Report on Africa APPG Visit to EU Headquarters in Brussels
March 2012

This is a report following on from the Africa APPG's  visit to Brussels in January to investigate the political relationship between Africa and the EU.  Nine Parliamentarians, as well as RAS Director Richard Dowden and APPG Coordinator Victoria Crawford, met MEPs and African Ambassadors at the European Parliament, and other high ranking officials at the European Commission, External Action Service.The report of the visit included a number of key questions for future consideration, and we were pleased to be able to share this with the House of Lords EU sub-Committee on External Affairs, which is conducting an inquiry on a similar topic.  The APPG has hosted a couple of follow-up meetings to this visit, including a roundtable for parliamentarians and parliamentary staff with Nick Westcott, EU Managing Director for Africa. We plan to follow the visit to the EU with a visit to the African Union in Addis Ababa in 2013. 

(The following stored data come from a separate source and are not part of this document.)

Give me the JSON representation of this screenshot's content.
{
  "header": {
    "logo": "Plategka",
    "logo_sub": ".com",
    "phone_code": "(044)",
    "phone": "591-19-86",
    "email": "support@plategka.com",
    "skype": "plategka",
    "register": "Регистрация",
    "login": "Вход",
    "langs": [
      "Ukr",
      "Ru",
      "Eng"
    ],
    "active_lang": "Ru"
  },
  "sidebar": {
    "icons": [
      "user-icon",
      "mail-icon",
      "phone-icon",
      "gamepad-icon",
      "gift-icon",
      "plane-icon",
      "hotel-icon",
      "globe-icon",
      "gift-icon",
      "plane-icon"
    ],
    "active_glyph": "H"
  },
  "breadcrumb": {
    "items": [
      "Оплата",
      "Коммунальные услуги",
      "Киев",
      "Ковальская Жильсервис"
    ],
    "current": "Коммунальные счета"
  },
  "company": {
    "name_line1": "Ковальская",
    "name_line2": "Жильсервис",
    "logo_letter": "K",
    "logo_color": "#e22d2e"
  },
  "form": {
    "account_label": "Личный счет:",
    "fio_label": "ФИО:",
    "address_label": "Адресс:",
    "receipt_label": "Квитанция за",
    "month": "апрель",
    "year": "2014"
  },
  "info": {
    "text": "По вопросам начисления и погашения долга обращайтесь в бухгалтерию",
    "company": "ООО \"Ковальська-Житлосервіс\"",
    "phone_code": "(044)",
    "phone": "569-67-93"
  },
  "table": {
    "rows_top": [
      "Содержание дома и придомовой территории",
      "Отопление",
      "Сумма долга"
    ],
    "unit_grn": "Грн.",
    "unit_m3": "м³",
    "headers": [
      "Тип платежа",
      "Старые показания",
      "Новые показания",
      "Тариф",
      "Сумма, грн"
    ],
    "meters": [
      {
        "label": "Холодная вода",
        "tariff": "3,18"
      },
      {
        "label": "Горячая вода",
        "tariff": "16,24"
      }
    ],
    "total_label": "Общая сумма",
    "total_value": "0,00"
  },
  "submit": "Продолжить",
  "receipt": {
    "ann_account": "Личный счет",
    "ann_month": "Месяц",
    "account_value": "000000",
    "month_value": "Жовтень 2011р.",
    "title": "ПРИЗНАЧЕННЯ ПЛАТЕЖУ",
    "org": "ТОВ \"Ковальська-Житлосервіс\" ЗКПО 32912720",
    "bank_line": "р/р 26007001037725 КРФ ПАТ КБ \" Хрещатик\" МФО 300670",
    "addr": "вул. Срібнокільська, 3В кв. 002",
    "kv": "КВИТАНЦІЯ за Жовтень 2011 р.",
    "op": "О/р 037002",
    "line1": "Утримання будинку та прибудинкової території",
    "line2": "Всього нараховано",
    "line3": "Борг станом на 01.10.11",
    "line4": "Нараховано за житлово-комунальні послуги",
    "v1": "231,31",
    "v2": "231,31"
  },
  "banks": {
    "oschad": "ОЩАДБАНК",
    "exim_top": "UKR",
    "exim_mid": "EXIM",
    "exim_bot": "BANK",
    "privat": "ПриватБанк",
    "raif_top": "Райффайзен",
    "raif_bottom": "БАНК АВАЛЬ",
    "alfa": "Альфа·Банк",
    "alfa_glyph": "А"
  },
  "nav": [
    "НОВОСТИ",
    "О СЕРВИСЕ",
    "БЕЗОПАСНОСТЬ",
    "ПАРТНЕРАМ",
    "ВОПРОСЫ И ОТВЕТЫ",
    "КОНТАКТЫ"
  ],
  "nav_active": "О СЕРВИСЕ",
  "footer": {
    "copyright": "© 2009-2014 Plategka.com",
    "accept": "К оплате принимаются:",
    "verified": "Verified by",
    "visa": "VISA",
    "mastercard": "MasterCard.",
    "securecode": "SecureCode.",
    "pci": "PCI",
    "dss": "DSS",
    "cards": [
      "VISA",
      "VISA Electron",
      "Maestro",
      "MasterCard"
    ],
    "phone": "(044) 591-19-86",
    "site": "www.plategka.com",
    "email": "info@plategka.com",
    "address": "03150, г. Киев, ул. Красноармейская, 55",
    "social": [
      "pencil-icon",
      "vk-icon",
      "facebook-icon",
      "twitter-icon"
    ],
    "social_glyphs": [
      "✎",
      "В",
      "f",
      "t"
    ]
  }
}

DFID's Aid Priorities and Africa
January 2012

The Africa All Party Parliamentary Group report on the Department for International Development's aid priorities. The report  analyses the Government’s Bilateral Aid Review (BAR) published in 2011, which led the Department for International Development (DFID) to reduce the number of countries it operates in from 43 in 2008/9 to 27 by 2016 and questions the Government’s selection of countries to receive aid. The  cross party group concludes that the premise that DFID should operate more effectively in fewer countries is sensible, but the lack of objective criteria, the poor quality of some of the information used to select focus countries, and the lack of transparency of the process, mean the countries selected to receive aid are not the optimum choices.  The report also discusses the implications of the BAR for how UK aid should be spent in Africa.